Evaluate $\lim_{x\to \theta} \dfrac {x \cot \theta – \theta \cot x}{x-\theta}$
My Attempt:
$$=\lim_{x\to \theta} \dfrac {x \cot \theta – \theta \cot x}{x-\theta}$$
It takes $\dfrac {0}{0}$ form when $x=\theta $
$$=\lim_{x\to \theta} \dfrac {x\cot \theta -\theta \cot \theta + \theta \cot \theta – \theta \cot x}{x-\theta }$$.
How do I proceed further?
Best Answer
If you rewrite: $$\begin{align}x \cot \theta - \theta \cot x & = x \cot \theta \color{red}{- \theta \cot \theta+\theta \cot \theta} - \theta \cot x \\[5pt] & = \cot \theta \left( x- \theta\right)- \theta \left( \cot x-\cot \theta\right)\end{align}$$ Then: $$\begin{align}\lim_{x\to \theta} \frac {x \cot \theta - \theta \cot x}{x-\theta} & =\lim_{x\to \theta} \frac {\cot \theta \left( x- \theta\right)- \theta \left( \cot x-\cot \theta\right)}{x-\theta} \\[8pt] & =\cot \theta-\theta\;\color{blue}{\lim_{x\to \theta} \frac {\cot x-\cot \theta}{x-\theta}} \\[6pt] \end{align}$$ Now notice that the limit in blue is, by definition, the derivative of $\cot x$ at $\theta$.
Addition after comments.
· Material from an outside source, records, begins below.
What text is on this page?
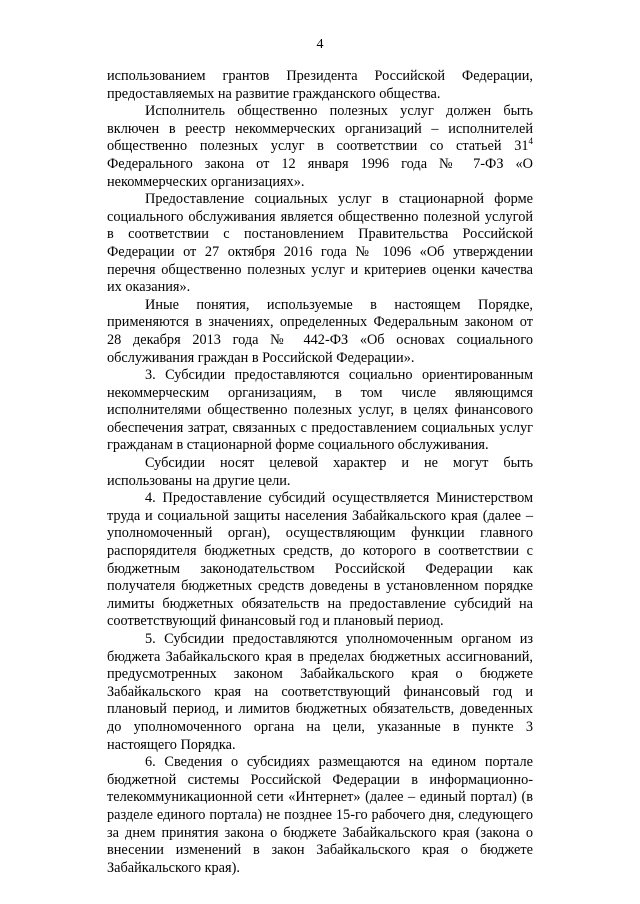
4

использованием грантов Президента Российской Федерации, предоставляемых на развитие гражданского общества.

Исполнитель общественно полезных услуг должен быть включен в реестр некоммерческих организаций – исполнителей общественно полезных услуг в соответствии со статьей $31^4$ Федерального закона от 12 января 1996 года № 7-ФЗ «О некоммерческих организациях».

Предоставление социальных услуг в стационарной форме социального обслуживания является общественно полезной услугой в соответствии с постановлением Правительства Российской Федерации от 27 октября 2016 года № 1096 «Об утверждении перечня общественно полезных услуг и критериев оценки качества их оказания».

Иные понятия, используемые в настоящем Порядке, применяются в значениях, определенных Федеральным законом от 28 декабря 2013 года № 442-ФЗ «Об основах социального обслуживания граждан в Российской Федерации».

3. Субсидии предоставляются социально ориентированным некоммерческим организациям, в том числе являющимся исполнителями общественно полезных услуг, в целях финансового обеспечения затрат, связанных с предоставлением социальных услуг гражданам в стационарной форме социального обслуживания.

Субсидии носят целевой характер и не могут быть использованы на другие цели.

4. Предоставление субсидий осуществляется Министерством труда и социальной защиты населения Забайкальского края (далее – уполномоченный орган), осуществляющим функции главного распорядителя бюджетных средств, до которого в соответствии с бюджетным законодательством Российской Федерации как получателя бюджетных средств доведены в установленном порядке лимиты бюджетных обязательств на предоставление субсидий на соответствующий финансовый год и плановый период.

5. Субсидии предоставляются уполномоченным органом из бюджета Забайкальского края в пределах бюджетных ассигнований, предусмотренных законом Забайкальского края о бюджете Забайкальского края на соответствующий финансовый год и плановый период, и лимитов бюджетных обязательств, доведенных до уполномоченного органа на цели, указанные в пункте 3 настоящего Порядка.

6. Сведения о субсидиях размещаются на едином портале бюджетной системы Российской Федерации в информационно-телекоммуникационной сети «Интернет» (далее – единый портал) (в разделе единого портала) не позднее 15-го рабочего дня, следующего за днем принятия закона о бюджете Забайкальского края (закона о внесении изменений в закон Забайкальского края о бюджете Забайкальского края).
If you can't use derivatives but you have trigonometric identities and the standard $\sin$ limit, you can proceed on the blue limit above with the formula: $$\cot x-\cot \theta = \frac{-\sin(x-\theta)}{\sin x \sin \theta}$$ Then: $$\color{blue}{\lim_{x\to \theta} \frac {\cot x-\cot \theta}{x-\theta}} = \lim_{x\to \theta} \frac{-\sin(x-\theta)}{\left( x-\theta \right)\sin x \sin \theta} = -\csc^2\theta \; \color{red}{\lim_{x\to \theta} \frac{\sin(x-\theta)}{x-\theta}}$$ Where the red limit is $1$ by the standard limit; substitute $h=x-\theta$ to get it in standard form.